Fort Erie Mayor Wayne Redekop said there are 8,000 residents in Fort Erie without a family doctor so their first point of contact with the health care system is an urgent care centre.
“We need the province to take action on the ‘state of our emergencies’ and avoid further consequences and failures of our provincial health care system to provide quality health care that Fort Erie and all Ontarians need and deserve,” said Redekop.
“There should be no second class citizens when it comes to health care in Ontario.”
Niagara Centre MPP Jeff Burch said the numbers were even worse in Port Colborne. “Around 10,000 people in Port Colborne are without a family physician, and folks that rely on the Port Colborne and Fort Erie Urgent Care Centres will need to travel to other facilities in Niagara which often already operate above 100 per cent capacity.”
Niagara Falls MPP Wayne Gates, who also represents Fort Erie and Niagara-on-the-Lake, said the Province is in a position to fix the health care situation but won’t.
“(Premier Doug) Ford has the means to provide immediate emergency funding for Fort Erie, an urgent care centre in my community that helps take the burden off our emergency rooms,” said Gates.
“We have a crisis in our health care system, here in Fort Erie and across the province of Ontario because this government has refused to address healthcare staffing shortages.
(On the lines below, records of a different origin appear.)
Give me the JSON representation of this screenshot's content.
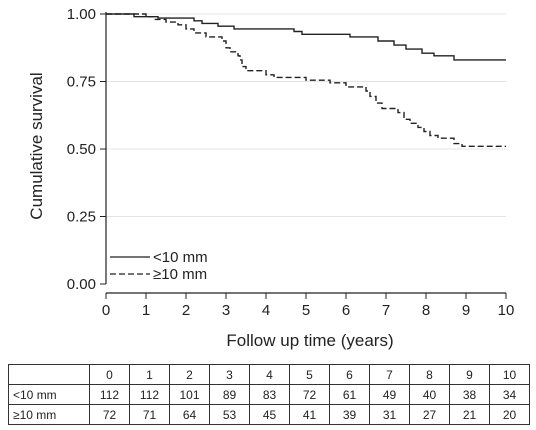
{
  "chart_data": {
    "type": "line",
    "xlabel": "Follow up time (years)",
    "ylabel": "Cumulative survival",
    "xlim": [
      0,
      10
    ],
    "ylim": [
      0,
      1
    ],
    "x_ticks": [
      "0",
      "1",
      "2",
      "3",
      "4",
      "5",
      "6",
      "7",
      "8",
      "9",
      "10"
    ],
    "y_ticks": [
      "0.00",
      "0.25",
      "0.50",
      "0.75",
      "1.00"
    ],
    "legend_position": "lower-left",
    "series": [
      {
        "name": "<10 mm",
        "style": "solid",
        "color": "#222222",
        "points": [
          [
            0,
            1.0
          ],
          [
            0.7,
            1.0
          ],
          [
            0.7,
            0.99
          ],
          [
            1.3,
            0.99
          ],
          [
            1.3,
            0.985
          ],
          [
            2.2,
            0.985
          ],
          [
            2.2,
            0.975
          ],
          [
            2.4,
            0.975
          ],
          [
            2.4,
            0.965
          ],
          [
            2.8,
            0.965
          ],
          [
            2.8,
            0.955
          ],
          [
            3.2,
            0.955
          ],
          [
            3.2,
            0.945
          ],
          [
            4.7,
            0.945
          ],
          [
            4.7,
            0.935
          ],
          [
            4.9,
            0.935
          ],
          [
            4.9,
            0.925
          ],
          [
            6.1,
            0.925
          ],
          [
            6.1,
            0.915
          ],
          [
            6.8,
            0.915
          ],
          [
            6.8,
            0.9
          ],
          [
            7.2,
            0.9
          ],
          [
            7.2,
            0.885
          ],
          [
            7.5,
            0.885
          ],
          [
            7.5,
            0.87
          ],
          [
            7.9,
            0.87
          ],
          [
            7.9,
            0.855
          ],
          [
            8.2,
            0.855
          ],
          [
            8.2,
            0.845
          ],
          [
            8.7,
            0.845
          ],
          [
            8.7,
            0.83
          ],
          [
            10.0,
            0.83
          ]
        ]
      },
      {
        "name": "≥10 mm",
        "style": "dashed",
        "color": "#222222",
        "points": [
          [
            0,
            1.0
          ],
          [
            1.0,
            1.0
          ],
          [
            1.0,
            0.99
          ],
          [
            1.2,
            0.99
          ],
          [
            1.2,
            0.98
          ],
          [
            1.5,
            0.98
          ],
          [
            1.5,
            0.97
          ],
          [
            1.8,
            0.97
          ],
          [
            1.8,
            0.96
          ],
          [
            2.0,
            0.96
          ],
          [
            2.0,
            0.945
          ],
          [
            2.2,
            0.945
          ],
          [
            2.2,
            0.93
          ],
          [
            2.5,
            0.93
          ],
          [
            2.5,
            0.915
          ],
          [
            2.9,
            0.915
          ],
          [
            2.9,
            0.9
          ],
          [
            3.0,
            0.9
          ],
          [
            3.0,
            0.875
          ],
          [
            3.1,
            0.875
          ],
          [
            3.1,
            0.86
          ],
          [
            3.3,
            0.86
          ],
          [
            3.3,
            0.845
          ],
          [
            3.35,
            0.845
          ],
          [
            3.35,
            0.83
          ],
          [
            3.4,
            0.83
          ],
          [
            3.4,
            0.805
          ],
          [
            3.5,
            0.805
          ],
          [
            3.5,
            0.79
          ],
          [
            4.0,
            0.79
          ],
          [
            4.0,
            0.775
          ],
          [
            4.2,
            0.775
          ],
          [
            4.2,
            0.765
          ],
          [
            5.0,
            0.765
          ],
          [
            5.0,
            0.755
          ],
          [
            5.6,
            0.755
          ],
          [
            5.6,
            0.745
          ],
          [
            6.0,
            0.745
          ],
          [
            6.0,
            0.73
          ],
          [
            6.5,
            0.73
          ],
          [
            6.5,
            0.715
          ],
          [
            6.6,
            0.715
          ],
          [
            6.6,
            0.695
          ],
          [
            6.75,
            0.695
          ],
          [
            6.75,
            0.67
          ],
          [
            6.9,
            0.67
          ],
          [
            6.9,
            0.65
          ],
          [
            7.3,
            0.65
          ],
          [
            7.3,
            0.635
          ],
          [
            7.45,
            0.635
          ],
          [
            7.45,
            0.61
          ],
          [
            7.6,
            0.61
          ],
          [
            7.6,
            0.595
          ],
          [
            7.8,
            0.595
          ],
          [
            7.8,
            0.58
          ],
          [
            7.95,
            0.58
          ],
          [
            7.95,
            0.565
          ],
          [
            8.1,
            0.565
          ],
          [
            8.1,
            0.55
          ],
          [
            8.3,
            0.55
          ],
          [
            8.3,
            0.54
          ],
          [
            8.7,
            0.54
          ],
          [
            8.7,
            0.52
          ],
          [
            8.9,
            0.52
          ],
          [
            8.9,
            0.51
          ],
          [
            10.0,
            0.51
          ]
        ]
      }
    ]
  },
  "risk_table": {
    "columns": [
      "0",
      "1",
      "2",
      "3",
      "4",
      "5",
      "6",
      "7",
      "8",
      "9",
      "10"
    ],
    "rows": [
      {
        "label": "<10 mm",
        "values": [
          "112",
          "112",
          "101",
          "89",
          "83",
          "72",
          "61",
          "49",
          "40",
          "38",
          "34"
        ]
      },
      {
        "label": "≥10 mm",
        "values": [
          "72",
          "71",
          "64",
          "53",
          "45",
          "41",
          "39",
          "31",
          "27",
          "21",
          "20"
        ]
      }
    ]
  }
}
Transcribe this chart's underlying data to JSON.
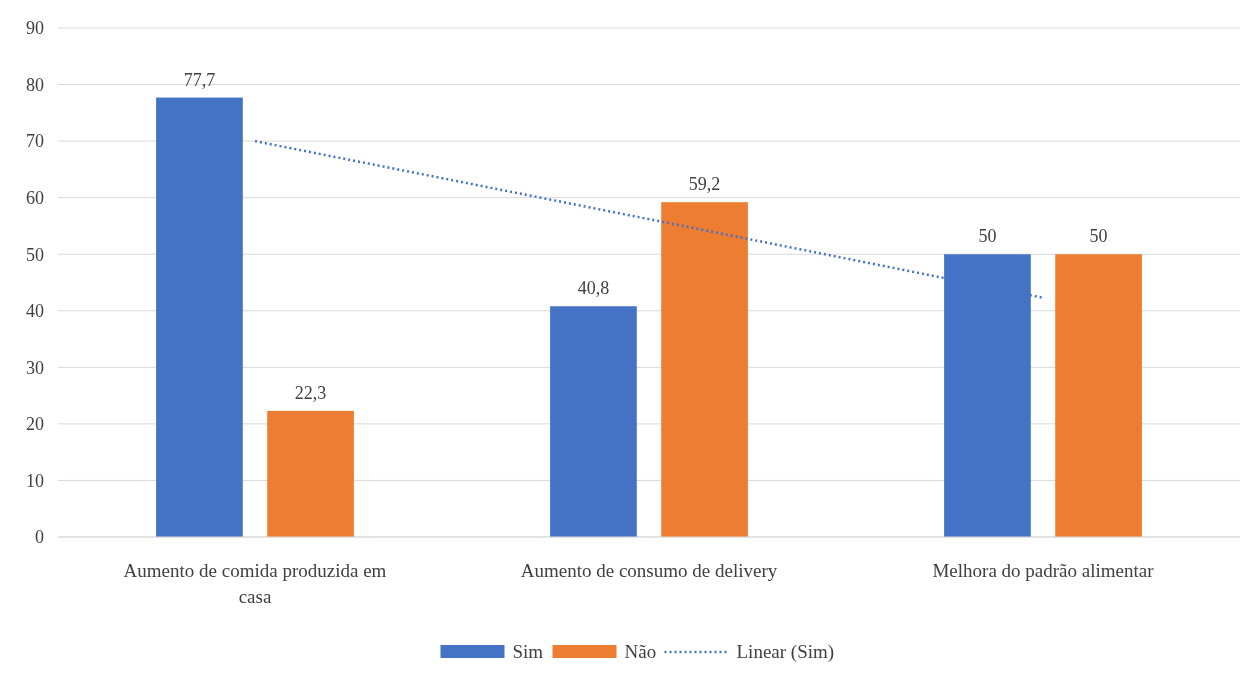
{
  "chart_data": {
    "type": "bar",
    "categories": [
      "Aumento de comida produzida em casa",
      "Aumento de consumo de delivery",
      "Melhora do padrão alimentar"
    ],
    "series": [
      {
        "name": "Sim",
        "color": "#4472c4",
        "values": [
          77.7,
          40.8,
          50
        ],
        "value_labels": [
          "77,7",
          "40,8",
          "50"
        ]
      },
      {
        "name": "Não",
        "color": "#ed7d31",
        "values": [
          22.3,
          59.2,
          50
        ],
        "value_labels": [
          "22,3",
          "59,2",
          "50"
        ]
      },
      {
        "name": "Linear (Sim)",
        "type": "line",
        "color": "#4472c4",
        "line_style": "dotted",
        "values": [
          70.0,
          56.2,
          42.3
        ]
      }
    ],
    "ylim": [
      0,
      90
    ],
    "yticks": [
      0,
      10,
      20,
      30,
      40,
      50,
      60,
      70,
      80,
      90
    ],
    "grid": "y",
    "legend": "bottom"
  }
}
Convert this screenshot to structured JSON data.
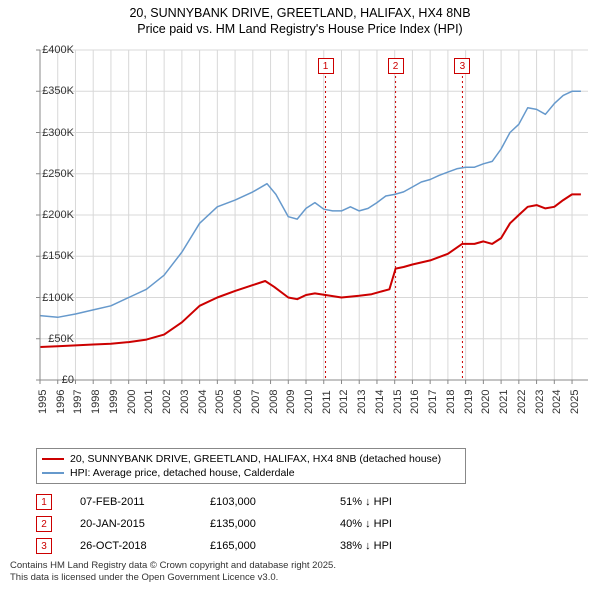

The people of Fort Erie deserve better – it’s time for Ford to step up to the plate and show some leadership and support.”
In announcing Niagara Health’s decision, President and CEO Lynn Guerriero says it is a necessary step to maintain emergency departments in the region.
“The priority for us and the commitment we are making to the community is that we will do everything we can to keep our emergency departments open so those being Welland, Niagara Falls, and St. Catharines. In order to do that we have to have the ability to redeploys some of our physicians who would normally work overnight in the urgent care centres to work in our emergency departments.”
As it is, in July and August alone, the health unit said their emergency departments will be short 274 physician shifts and scrambling to fill the holes.
Even with the overnight closures in Fort Erie and Port Colborne, Guerriero said they are going to be short staff throughout the summer.